Lecteurs, à mon avis trop de zèle nous nuit.
Le gardien d’une ferme aboyait jour et nuit
Après le chat, l’oiseau, le vent, l’homme, la mouche,
Le passant du chemin, le soleil qui se couche,
Les mendiants, les bœufs, les moutons, enfin tout !
Ce qui n’était vraiment pas amusant du tout.
Aussi s’en plaignait-on très fort dans le village.
Plus d’un voisin fâché maudissait ce tapage.
Les abois de Rustaud ne plaisaient qu’au fermier.
Quel bon chien, disait-il, comme il sait aboyer ;
Gare au voleur d’argent, gare au chippeur de paille,
Lorsqu’il s’introduira mon Rustaud est de taille
À nous en avertir si délibérément
Que nous capturerons le larron prestement.
Des voleurs qui guettaient une heure favorable
Pour piller la maison, l’écurie et l’étable,
Entendirent cela.
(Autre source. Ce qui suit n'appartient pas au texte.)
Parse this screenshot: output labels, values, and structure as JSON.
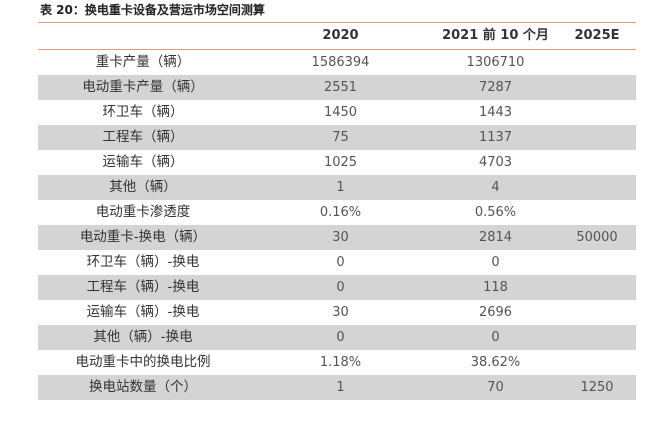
{
  "caption": "表 20：换电重卡设备及营运市场空间测算",
  "table": {
    "headers": [
      "",
      "2020",
      "2021 前 10 个月",
      "2025E"
    ],
    "rows": [
      {
        "label": "重卡产量（辆）",
        "v2020": "1586394",
        "v2021": "1306710",
        "v2025": "",
        "shaded": false
      },
      {
        "label": "电动重卡产量（辆）",
        "v2020": "2551",
        "v2021": "7287",
        "v2025": "",
        "shaded": true
      },
      {
        "label": "环卫车（辆）",
        "v2020": "1450",
        "v2021": "1443",
        "v2025": "",
        "shaded": false
      },
      {
        "label": "工程车（辆）",
        "v2020": "75",
        "v2021": "1137",
        "v2025": "",
        "shaded": true
      },
      {
        "label": "运输车（辆）",
        "v2020": "1025",
        "v2021": "4703",
        "v2025": "",
        "shaded": false
      },
      {
        "label": "其他（辆）",
        "v2020": "1",
        "v2021": "4",
        "v2025": "",
        "shaded": true
      },
      {
        "label": "电动重卡渗透度",
        "v2020": "0.16%",
        "v2021": "0.56%",
        "v2025": "",
        "shaded": false
      },
      {
        "label": "电动重卡-换电（辆）",
        "v2020": "30",
        "v2021": "2814",
        "v2025": "50000",
        "shaded": true
      },
      {
        "label": "环卫车（辆）-换电",
        "v2020": "0",
        "v2021": "0",
        "v2025": "",
        "shaded": false
      },
      {
        "label": "工程车（辆）-换电",
        "v2020": "0",
        "v2021": "118",
        "v2025": "",
        "shaded": true
      },
      {
        "label": "运输车（辆）-换电",
        "v2020": "30",
        "v2021": "2696",
        "v2025": "",
        "shaded": false
      },
      {
        "label": "其他（辆）-换电",
        "v2020": "0",
        "v2021": "0",
        "v2025": "",
        "shaded": true
      },
      {
        "label": "电动重卡中的换电比例",
        "v2020": "1.18%",
        "v2021": "38.62%",
        "v2025": "",
        "shaded": false
      },
      {
        "label": "换电站数量（个）",
        "v2020": "1",
        "v2021": "70",
        "v2025": "1250",
        "shaded": true
      }
    ]
  }
}
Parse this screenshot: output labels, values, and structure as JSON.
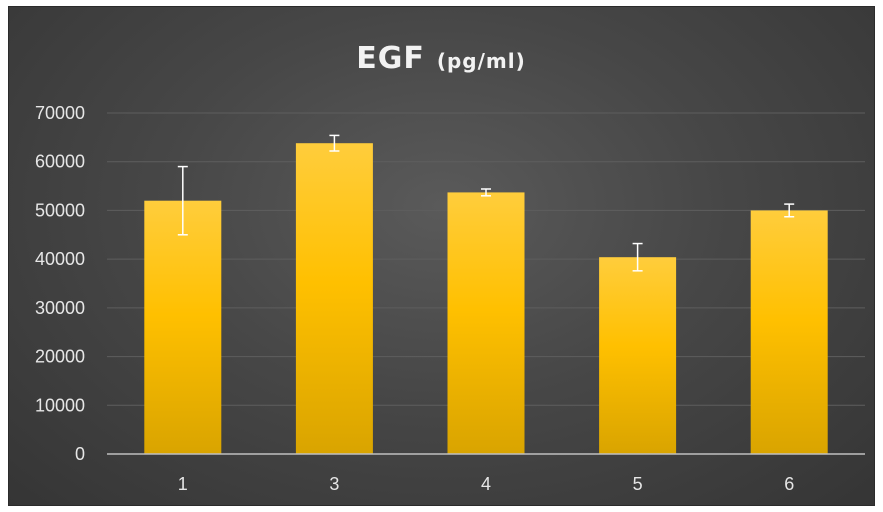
{
  "chart_data": {
    "type": "bar",
    "title": "EGF",
    "title_unit": "(pg/ml)",
    "categories": [
      "1",
      "3",
      "4",
      "5",
      "6"
    ],
    "values": [
      52000,
      63800,
      53700,
      40400,
      50000
    ],
    "error_bars": [
      7000,
      1600,
      700,
      2800,
      1300
    ],
    "ylim": [
      0,
      70000
    ],
    "yticks": [
      "0",
      "10000",
      "20000",
      "30000",
      "40000",
      "50000",
      "60000",
      "70000"
    ],
    "grid": true,
    "legend": "none",
    "colors": {
      "bar_top": "#ffcd3c",
      "bar_mid": "#ffc000",
      "bar_bottom": "#d9a400",
      "error_bar": "#ffffff",
      "background": "#474747",
      "gridline": "#5e5e5e",
      "axis": "#bfbfbf"
    }
  }
}
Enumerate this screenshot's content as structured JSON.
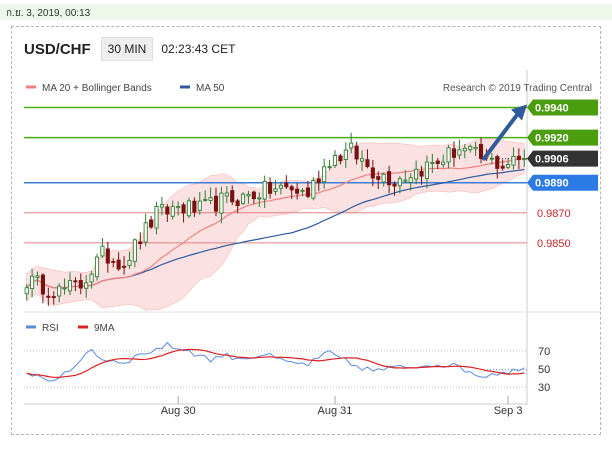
{
  "topbar": {
    "date": "ก.ย. 3, 2019, 00:13"
  },
  "header": {
    "symbol": "USD/CHF",
    "timeframe": "30 MIN",
    "time": "02:23:43 CET"
  },
  "colors": {
    "up": "#2e7d32",
    "down": "#7a1010",
    "ma20": "#f08080",
    "ma50": "#2d5b9e",
    "band_fill": "#fbdede",
    "resistance": "#4caf13",
    "support": "#e08080",
    "pivot": "#3b7dd8",
    "current": "#333333",
    "arrow": "#2f5b9c",
    "rsi": "#5b8be0",
    "rsi_ma": "#e02020"
  },
  "chart_data": [
    {
      "type": "line",
      "legend": [
        {
          "name": "MA 20 + Bollinger Bands",
          "color": "#f08080"
        },
        {
          "name": "MA 50",
          "color": "#2d5b9e"
        }
      ],
      "attribution": "Research © 2019 Trading Central",
      "x_ticks": [
        {
          "label": "Aug 30",
          "bar": 28
        },
        {
          "label": "Aug 31",
          "bar": 57
        },
        {
          "label": "Sep 3",
          "bar": 89
        }
      ],
      "ylim": [
        0.9812,
        0.9953
      ],
      "levels": [
        {
          "value": 0.994,
          "label": "0.9940",
          "kind": "resistance"
        },
        {
          "value": 0.992,
          "label": "0.9920",
          "kind": "resistance"
        },
        {
          "value": 0.9906,
          "label": "0.9906",
          "kind": "current"
        },
        {
          "value": 0.989,
          "label": "0.9890",
          "kind": "pivot"
        },
        {
          "value": 0.987,
          "label": "0.9870",
          "kind": "support"
        },
        {
          "value": 0.985,
          "label": "0.9850",
          "kind": "support"
        }
      ],
      "close_waypoints": [
        [
          0,
          0.9825
        ],
        [
          6,
          0.9818
        ],
        [
          10,
          0.9822
        ],
        [
          14,
          0.9842
        ],
        [
          18,
          0.9837
        ],
        [
          24,
          0.9869
        ],
        [
          28,
          0.9874
        ],
        [
          32,
          0.9872
        ],
        [
          36,
          0.9878
        ],
        [
          40,
          0.988
        ],
        [
          44,
          0.9885
        ],
        [
          48,
          0.9886
        ],
        [
          52,
          0.9883
        ],
        [
          56,
          0.9906
        ],
        [
          60,
          0.9911
        ],
        [
          64,
          0.9898
        ],
        [
          68,
          0.9892
        ],
        [
          72,
          0.9898
        ],
        [
          76,
          0.9904
        ],
        [
          80,
          0.9913
        ],
        [
          84,
          0.9906
        ],
        [
          88,
          0.9902
        ],
        [
          92,
          0.9906
        ]
      ],
      "projection": {
        "from_bar": 92,
        "from_value": 0.9906,
        "to_value": 0.994
      }
    },
    {
      "type": "line",
      "legend": [
        {
          "name": "RSI",
          "color": "#5b8be0"
        },
        {
          "name": "9MA",
          "color": "#e02020"
        }
      ],
      "ylim": [
        20,
        82
      ],
      "y_ticks": [
        70,
        50,
        30
      ],
      "rsi_waypoints": [
        [
          0,
          47
        ],
        [
          4,
          38
        ],
        [
          8,
          45
        ],
        [
          10,
          62
        ],
        [
          12,
          72
        ],
        [
          14,
          60
        ],
        [
          18,
          58
        ],
        [
          22,
          68
        ],
        [
          26,
          76
        ],
        [
          30,
          70
        ],
        [
          34,
          60
        ],
        [
          36,
          65
        ],
        [
          40,
          62
        ],
        [
          44,
          66
        ],
        [
          48,
          57
        ],
        [
          52,
          55
        ],
        [
          56,
          68
        ],
        [
          60,
          55
        ],
        [
          64,
          48
        ],
        [
          68,
          51
        ],
        [
          72,
          53
        ],
        [
          76,
          56
        ],
        [
          80,
          52
        ],
        [
          84,
          42
        ],
        [
          88,
          47
        ],
        [
          92,
          49
        ]
      ]
    }
  ]
}
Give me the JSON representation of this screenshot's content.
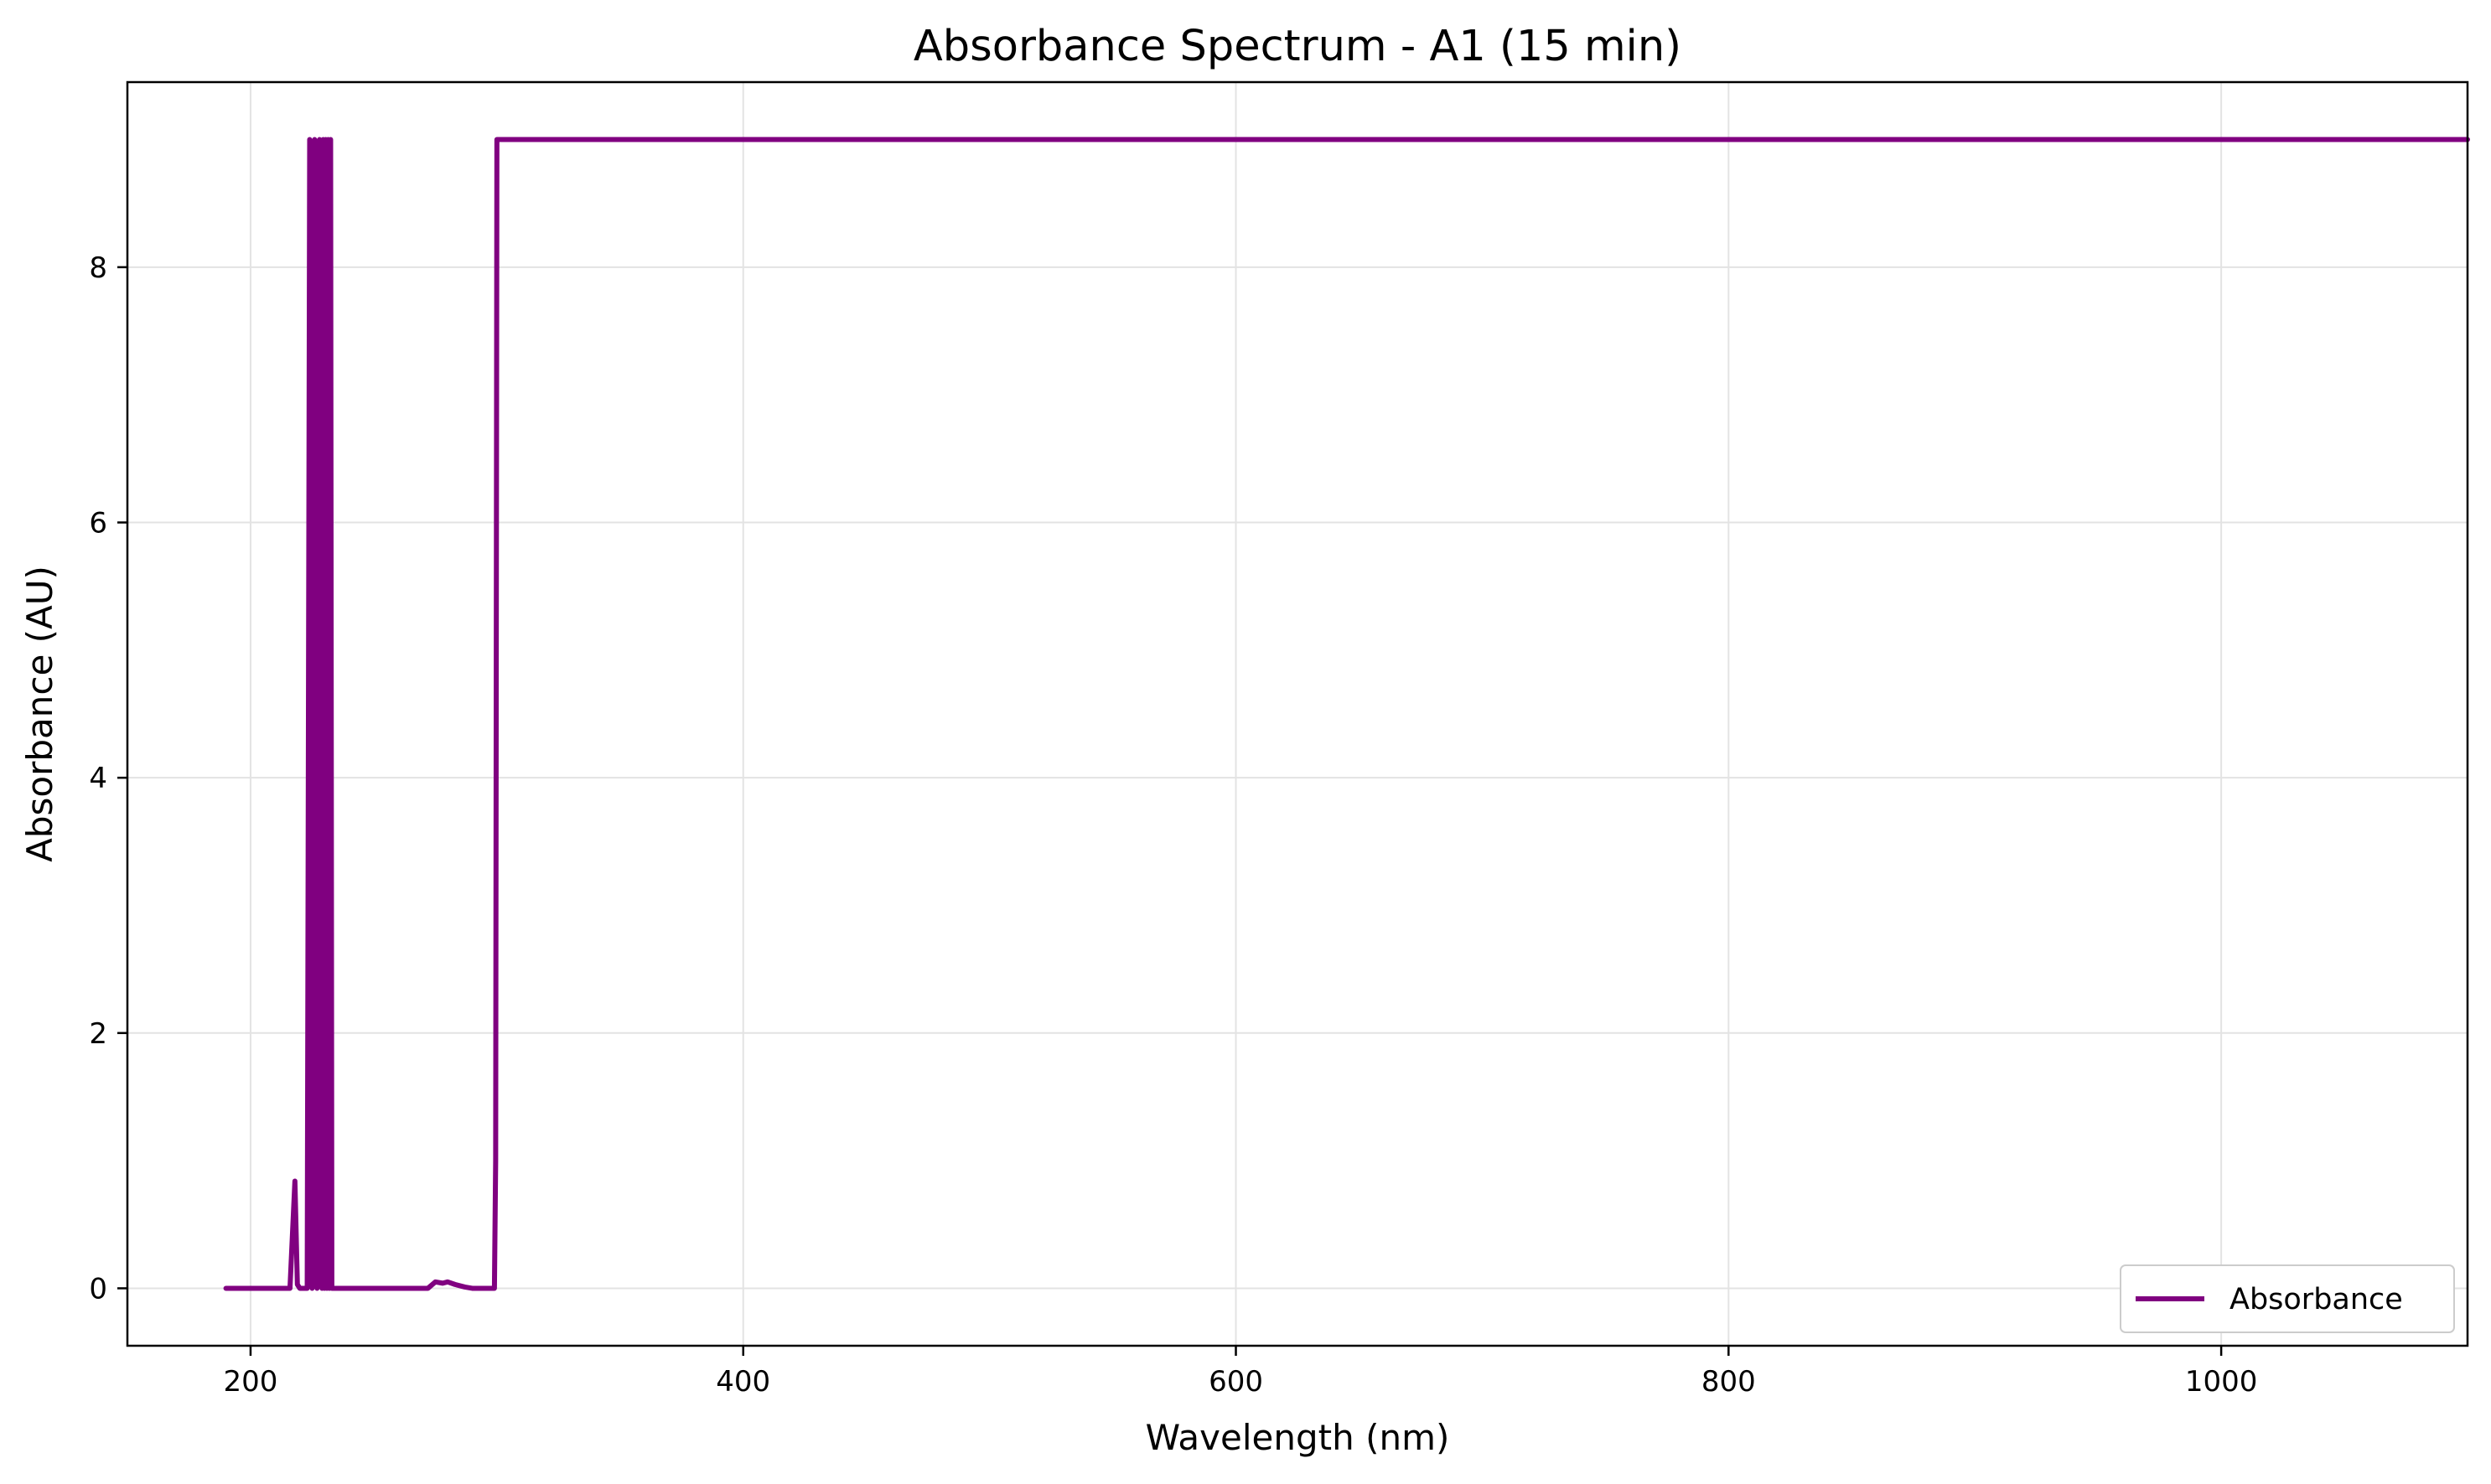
{
  "chart_data": {
    "type": "line",
    "title": "Absorbance Spectrum - A1 (15 min)",
    "xlabel": "Wavelength (nm)",
    "ylabel": "Absorbance (AU)",
    "xlim": [
      150,
      1100
    ],
    "ylim": [
      -0.45,
      9.45
    ],
    "xticks": [
      200,
      400,
      600,
      800,
      1000
    ],
    "yticks": [
      0,
      2,
      4,
      6,
      8
    ],
    "grid": true,
    "legend_position": "lower-right",
    "series": [
      {
        "name": "Absorbance",
        "color": "#800080",
        "x": [
          190,
          216,
          218,
          219,
          220,
          221,
          222,
          223,
          224,
          225,
          226,
          227,
          228,
          229,
          229.5,
          230,
          230.5,
          231,
          231.5,
          232,
          232.5,
          233,
          234,
          250,
          270,
          272,
          275,
          278,
          280,
          283,
          285,
          287,
          290,
          292,
          295,
          297,
          299,
          299.5,
          300,
          500,
          800,
          1000,
          1100
        ],
        "y": [
          0,
          0,
          0.84,
          0.03,
          0,
          0,
          0,
          0,
          9,
          0,
          9,
          0,
          9,
          0,
          9,
          0,
          9,
          0,
          9,
          0,
          9,
          0,
          0,
          0,
          0,
          0,
          0.05,
          0.04,
          0.05,
          0.03,
          0.02,
          0.01,
          0,
          0,
          0,
          0,
          0,
          1.0,
          9,
          9,
          9,
          9,
          9
        ]
      }
    ]
  }
}
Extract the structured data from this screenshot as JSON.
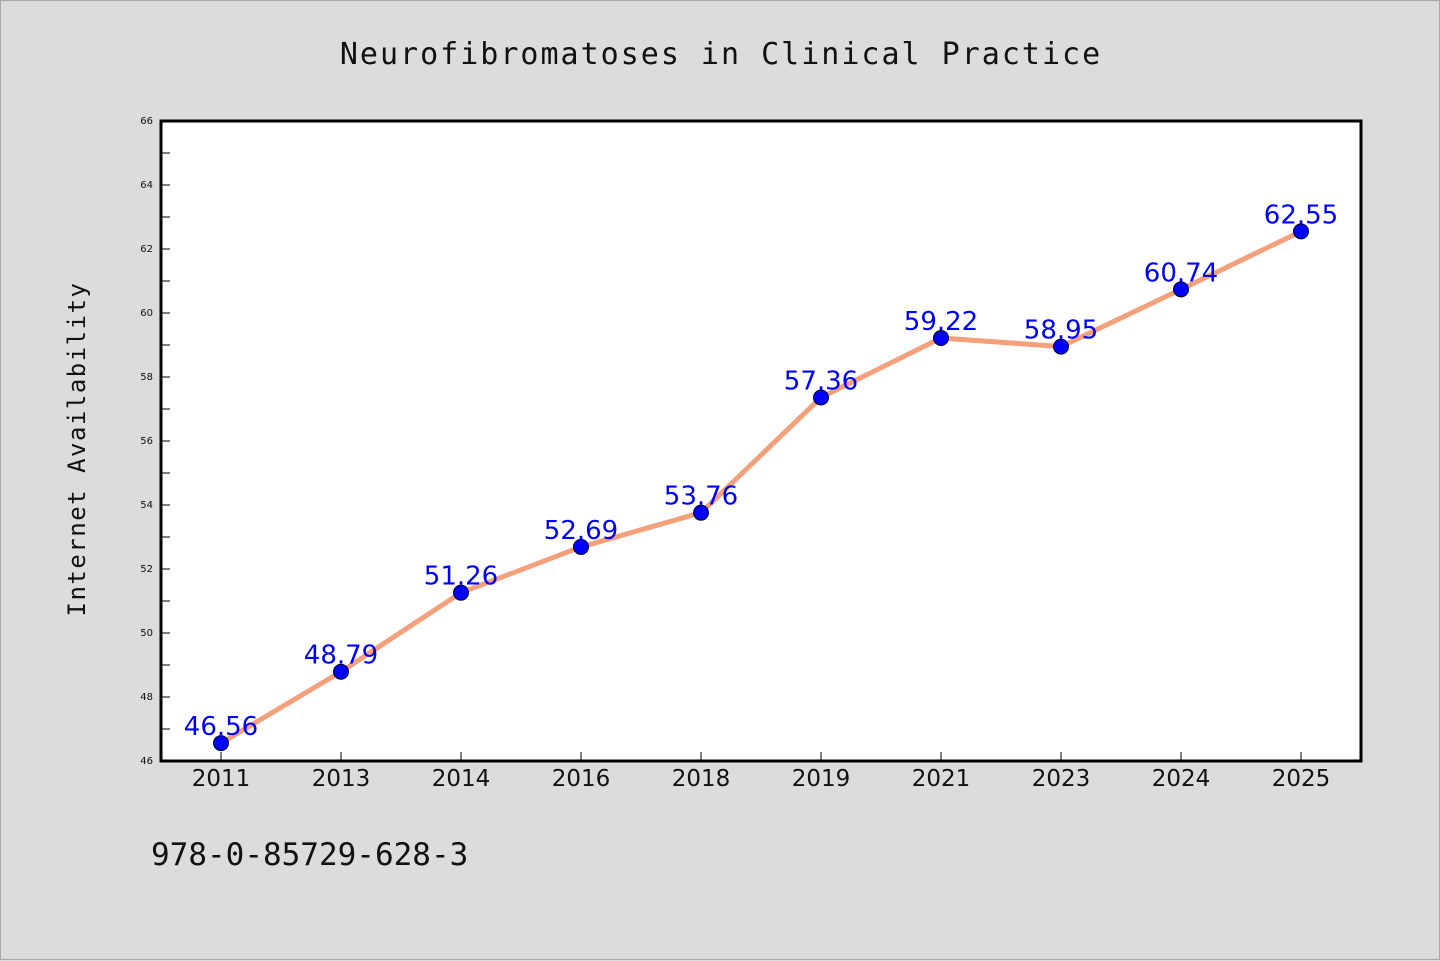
{
  "chart_data": {
    "type": "line",
    "title": "Neurofibromatoses in Clinical Practice",
    "xlabel": "",
    "ylabel": "Internet Availability",
    "categories": [
      "2011",
      "2013",
      "2014",
      "2016",
      "2018",
      "2019",
      "2021",
      "2023",
      "2024",
      "2025"
    ],
    "series": [
      {
        "values": [
          46.56,
          48.79,
          51.26,
          52.69,
          53.76,
          57.36,
          59.22,
          58.95,
          60.74,
          62.55
        ],
        "labels": [
          "46.56",
          "48.79",
          "51.26",
          "52.69",
          "53.76",
          "57.36",
          "59.22",
          "58.95",
          "60.74",
          "62.55"
        ]
      }
    ],
    "ylim": [
      46,
      66
    ],
    "y_ticks": [
      "46",
      "48",
      "50",
      "52",
      "54",
      "56",
      "58",
      "60",
      "62",
      "64",
      "66"
    ],
    "grid": false,
    "line_color": "#f4a07a",
    "marker_color": "#0000ff",
    "label_color": "#0000ff"
  },
  "footer": {
    "isbn": "978-0-85729-628-3"
  }
}
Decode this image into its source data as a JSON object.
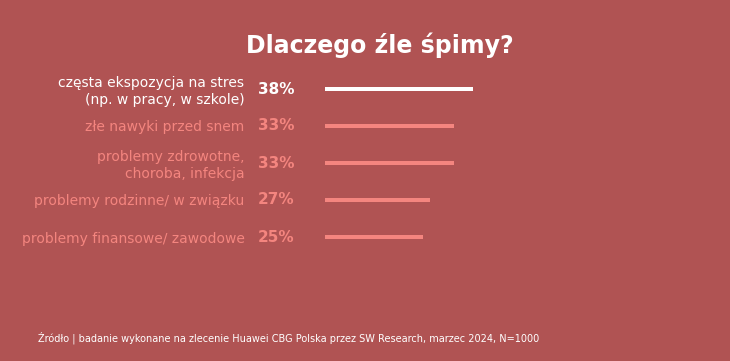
{
  "chart_data": {
    "type": "bar",
    "orientation": "horizontal",
    "title": "Dlaczego źle śpimy?",
    "categories": [
      "częsta ekspozycja na stres\n(np. w pracy, w szkole)",
      "złe nawyki przed snem",
      "problemy zdrowotne,\nchoroba, infekcja",
      "problemy rodzinne/ w związku",
      "problemy finansowe/ zawodowe"
    ],
    "values": [
      38,
      33,
      33,
      27,
      25
    ],
    "value_labels": [
      "38%",
      "33%",
      "33%",
      "27%",
      "25%"
    ],
    "colors": [
      "#ffffff",
      "#f4857f",
      "#f4857f",
      "#f4857f",
      "#f4857f"
    ],
    "data_labels": true,
    "tick_labels": "y",
    "source": "Źródło | badanie wykonane na zlecenie Huawei CBG Polska przez SW Research, marzec 2024, N=1000"
  }
}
S’ils rirent, pensez donc ;
Le sombre soir venu, minuit sonnant, adonc,
Ils pressent le loquet, repoussent la barrière.
Rustaud aboie, aboie, à briser sa chainière.
Étant fait à ce train,
Le maître ne prend garde aux rages du mâtin.
Pendant son lourd sommeil les voleurs font main basse
Sur l’argent, sur le grain, sur la volaille grasse,
La vache, le cheval. Rustaud se démenait
Bondissait furieux, en vain s’époumonait ;
Personne à ses abois ne faisait diligence.
Le fermier, l’aube éclose, ouvre un œil bleu faïence,
Étire les deux bras, s’habille lentement.
Le chien grognait toujours, mais tout ce tremblement
Est pour le capucin (Rustaud hait la besace)
Le fermier, descendu dans sa cour, voit la trace
Des vols commis la nuit, jette un cri désolé :
Ô ciel je suis volé !…
Tu m’as laissé piller couarde sentinelle ?
Je vous ai défendu, n’accusez pas mon zèle,
Lui répliqua le chien. Mais le maître gromèle :
Ton zèle, vante-le, je lui dois mon malheur ;
Si tu n’étais sans cesse à crier : Au voleur !
Tes appels sérieux auraient troublé mes songes,
Tandis qu’accoutumé d’ouïr tous tes mensonges
En repos je dormais ; tu vas me le payer.
Et l’on pendit le chien aux branches d’un noyer.